Une ombre passa sur le front d'André.
«Te l'envoyer?... Voudra-t-elle?... Depuis notre mariage elle n'a pas vu de prêtre...
—Eh! qui te parle de confession?... Car c'est bien là, n'est-ce pas, où le bât te blesse!... Cette défiance du confesseur qu'ont les maris... Et tu as pensé pourtant que le mal de cette âme, un prêtre seul pourrait t'indiquer le moyen de le soulager... Mon cher ami, s'il plaît à Mme Rogerin de se présenter au tribunal de la pénitence, mon confessionnal est ouvert à tous... et je ne connais pas ceux qui s'y agenouillent. Mais, à te dire vrai, je préférerais qu'elle allât tout bonnement à sa paroisse, et je l'y engagerais au besoin... Ces choses-là gagnent à être faites simplement. Non: ce qu'il faut, c'est que j'aie occasion de m'entretenir avec elle... c'est qu'avec le peu que je puis avoir de pénétration et de prudence, je sonde sa plaie... c'est que dans mon humble jugement je trouve le dictame propre à l'adoucir. Néanmoins, tu as raison... Peut-être serait-ce mieux de ne pas l'effaroucher en l'abordant de front... Ces âmes meurtries sont délicates... Cherchons une entrée en matière... Tiens, si tu pouvais l'associer à mes œuvres?... J'en ai une bien faite pour toucher son pauvre cœur maternel: un orphelinat qui a grand besoin d'assistance. Tu lui dirais m'avoir rencontré fortuitement, que je t'en ai touché mot, que tu serais aise de la voir s'y intéresser, que ce lui serait une occupation salutaire... Oui? C'est entendu.»

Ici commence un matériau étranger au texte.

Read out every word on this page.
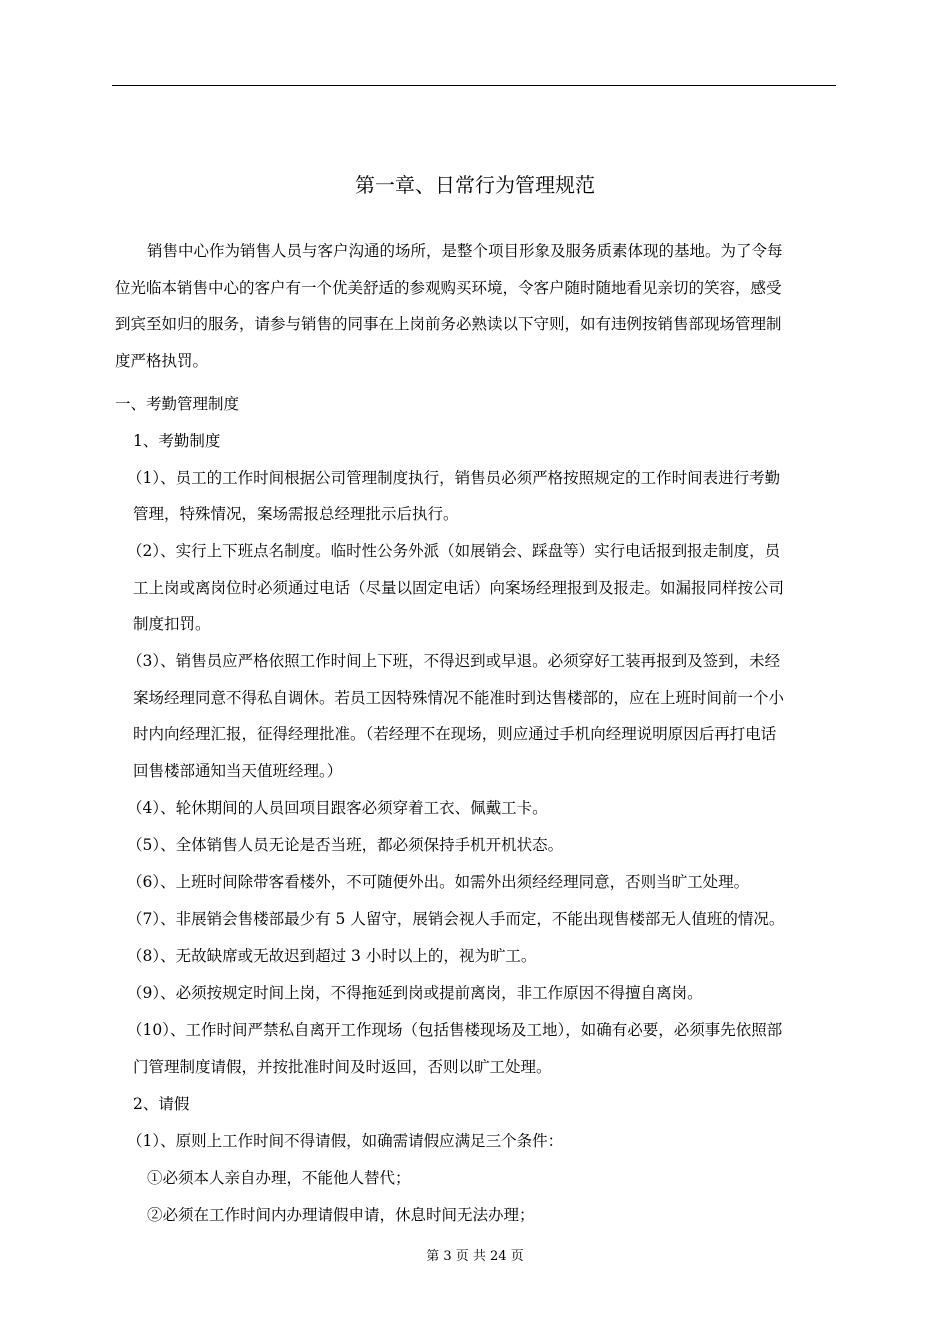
第一章、日常行为管理规范
销售中心作为销售人员与客户沟通的场所，是整个项目形象及服务质素体现的基地。为了令每
位光临本销售中心的客户有一个优美舒适的参观购买环境，令客户随时随地看见亲切的笑容，感受
到宾至如归的服务，请参与销售的同事在上岗前务必熟读以下守则，如有违例按销售部现场管理制
度严格执罚。
一、考勤管理制度
1、考勤制度
（1）、员工的工作时间根据公司管理制度执行，销售员必须严格按照规定的工作时间表进行考勤
管理，特殊情况，案场需报总经理批示后执行。
（2）、实行上下班点名制度。临时性公务外派（如展销会、踩盘等）实行电话报到报走制度，员
工上岗或离岗位时必须通过电话（尽量以固定电话）向案场经理报到及报走。如漏报同样按公司
制度扣罚。
（3）、销售员应严格依照工作时间上下班，不得迟到或早退。必须穿好工装再报到及签到，未经
案场经理同意不得私自调休。若员工因特殊情况不能准时到达售楼部的，应在上班时间前一个小
时内向经理汇报，征得经理批准。（若经理不在现场，则应通过手机向经理说明原因后再打电话
回售楼部通知当天值班经理。）
（4）、轮休期间的人员回项目跟客必须穿着工衣、佩戴工卡。
（5）、全体销售人员无论是否当班，都必须保持手机开机状态。
（6）、上班时间除带客看楼外，不可随便外出。如需外出须经经理同意，否则当旷工处理。
（7）、非展销会售楼部最少有 5 人留守，展销会视人手而定，不能出现售楼部无人值班的情况。
（8）、无故缺席或无故迟到超过 3 小时以上的，视为旷工。
（9）、必须按规定时间上岗，不得拖延到岗或提前离岗，非工作原因不得擅自离岗。
（10）、工作时间严禁私自离开工作现场（包括售楼现场及工地），如确有必要，必须事先依照部
门管理制度请假，并按批准时间及时返回，否则以旷工处理。
2、请假
（1）、原则上工作时间不得请假，如确需请假应满足三个条件：
①必须本人亲自办理，不能他人替代；
②必须在工作时间内办理请假申请，休息时间无法办理；
第 3 页 共 24 页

Tous deux s'étaient levés. Posant ses mains sur les épaules de son ami:
«Allons, reprit-il de sa voix plus sonore, sa voix d'espoir, toute réchauffée par l'amitié, Dieu qui m'envoie par toi une œuvre à accomplir me donnera les lumières nécessaires. Mes ferventes prières seront pour vous... Demain je dirai ma messe à votre intention... Puis vous avez là-haut un avocat: cette chère petite âme qui était trop belle pour demeurer parmi nous. Tu bondiras, si je parle en ceci comme la pieuse amie de Mme Rogerin... mais il est véritable que ces purs holocaustes désarment le Seigneur. Puisque tu ne nies pas Dieu, André, mets ta foi en lui: il est favorable à qui, d'un cœur sincère, se confie à sa clémence.
—C'est à ta sagesse surtout que je me confie et à ton affection. Je parlerai donc à Élisabeth des œuvres paroissiales de Saint-Jacques-Saint-Christophe... En attendant, Augustin, accepte ma modeste offrande pour tes orphelines.»
Et dans la main du curé il glissait un billet bleu.
«Merci, André. Reviens me voir, reviens souvent... Et embrasse-moi, ami.»